The first incident about corrupted data. Then the next, and suddenly it was a hack here, a hack there. For all the my openness to user feedback and feature requests had been well intentioned – after all, I just wanted to build the best product for my users – the reality was that it had led me down a path of feature bloat, technical debt, and a code-base that I had no hope of maintaining.

I eventually had to shelve it and do the hard work of manually transferring everything to Typepad. Sure, I made a system and opened it up to customer feedback, but I didn’t consider the maintenance costs I was also opening myself up to. I often see the same thing whenever a product team starts using a live “customer voting platform”.

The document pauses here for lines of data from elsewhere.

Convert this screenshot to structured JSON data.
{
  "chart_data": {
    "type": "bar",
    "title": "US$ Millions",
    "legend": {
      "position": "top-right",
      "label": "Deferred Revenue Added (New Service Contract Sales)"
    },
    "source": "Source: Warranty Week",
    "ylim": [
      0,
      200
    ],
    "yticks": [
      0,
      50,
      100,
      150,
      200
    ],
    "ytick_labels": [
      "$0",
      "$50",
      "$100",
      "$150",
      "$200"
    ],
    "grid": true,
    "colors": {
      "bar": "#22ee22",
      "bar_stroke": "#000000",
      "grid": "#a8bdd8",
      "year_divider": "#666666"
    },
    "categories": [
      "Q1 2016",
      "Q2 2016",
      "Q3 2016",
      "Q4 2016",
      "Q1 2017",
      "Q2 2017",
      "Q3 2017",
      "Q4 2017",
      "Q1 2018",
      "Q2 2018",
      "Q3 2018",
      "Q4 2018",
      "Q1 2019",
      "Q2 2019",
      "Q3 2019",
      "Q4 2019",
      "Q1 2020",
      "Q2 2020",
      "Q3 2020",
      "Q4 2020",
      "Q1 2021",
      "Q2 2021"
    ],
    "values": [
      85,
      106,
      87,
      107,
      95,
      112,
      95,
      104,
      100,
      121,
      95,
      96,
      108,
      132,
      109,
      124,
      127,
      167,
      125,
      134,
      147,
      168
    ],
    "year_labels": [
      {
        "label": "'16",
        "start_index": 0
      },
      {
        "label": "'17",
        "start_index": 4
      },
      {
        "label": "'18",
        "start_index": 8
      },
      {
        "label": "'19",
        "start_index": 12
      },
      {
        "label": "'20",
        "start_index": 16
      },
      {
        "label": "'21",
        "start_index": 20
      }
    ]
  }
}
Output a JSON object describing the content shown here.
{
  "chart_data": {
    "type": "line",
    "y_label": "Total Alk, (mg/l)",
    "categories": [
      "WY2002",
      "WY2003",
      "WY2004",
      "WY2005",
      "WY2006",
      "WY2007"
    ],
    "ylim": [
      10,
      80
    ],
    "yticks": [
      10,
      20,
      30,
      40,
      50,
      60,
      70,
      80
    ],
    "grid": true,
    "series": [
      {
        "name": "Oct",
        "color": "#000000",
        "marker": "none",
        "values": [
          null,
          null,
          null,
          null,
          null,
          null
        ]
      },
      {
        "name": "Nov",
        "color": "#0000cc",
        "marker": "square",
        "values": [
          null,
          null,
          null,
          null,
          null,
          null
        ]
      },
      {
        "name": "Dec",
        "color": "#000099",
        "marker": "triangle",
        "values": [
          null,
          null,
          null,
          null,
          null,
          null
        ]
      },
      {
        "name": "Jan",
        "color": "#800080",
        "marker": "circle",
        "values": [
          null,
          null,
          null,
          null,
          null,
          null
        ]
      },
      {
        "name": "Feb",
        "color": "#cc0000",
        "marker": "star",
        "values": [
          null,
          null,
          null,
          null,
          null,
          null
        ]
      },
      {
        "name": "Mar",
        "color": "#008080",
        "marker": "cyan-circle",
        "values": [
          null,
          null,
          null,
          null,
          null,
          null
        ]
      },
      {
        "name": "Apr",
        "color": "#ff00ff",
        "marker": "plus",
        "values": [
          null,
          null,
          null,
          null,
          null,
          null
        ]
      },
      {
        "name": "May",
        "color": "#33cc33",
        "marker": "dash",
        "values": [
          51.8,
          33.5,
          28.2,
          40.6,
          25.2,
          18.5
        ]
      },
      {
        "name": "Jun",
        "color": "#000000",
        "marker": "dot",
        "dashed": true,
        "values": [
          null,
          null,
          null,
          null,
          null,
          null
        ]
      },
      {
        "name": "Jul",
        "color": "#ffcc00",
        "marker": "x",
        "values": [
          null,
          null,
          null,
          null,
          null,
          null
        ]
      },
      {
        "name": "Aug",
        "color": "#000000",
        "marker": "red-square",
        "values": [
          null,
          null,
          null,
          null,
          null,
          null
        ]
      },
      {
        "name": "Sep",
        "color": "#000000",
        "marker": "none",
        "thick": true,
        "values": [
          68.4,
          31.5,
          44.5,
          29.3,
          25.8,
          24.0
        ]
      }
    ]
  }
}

These are open to all types of influences that run counter to your goal – for example, what happens when there is a voting “brigade” being led a single customer with a disproportionate amount of influence? Or a particularly nefarious competitor looking to skew your insights and roadmap?

Not only that, but you also fall into the trap of other parties, both external and internally, deciding your priorities based on bad or irrelevant metrics. For example, stakeholders in other teams or organisations using non-significant (or even, strictly speaking, irrelevant) vote counts to push an agenda. A CEO running a meeting and saying “It’s the top-rated feature request” when it has 17 votes has a particular sting to it.

Instead of voting on features, if you need to have customers vote on anything, let them vote and comment on problems. Put this at the beginning of your discovery process to help shape your research.

The Theme Remains: Focus on Problems.

Customers are a fantastic resource to understand (valuable) problems. However, defining solutions is where we run into more troublesome problems.

Take the solutions out of your customers’ hands, and give that responsibility back to your team.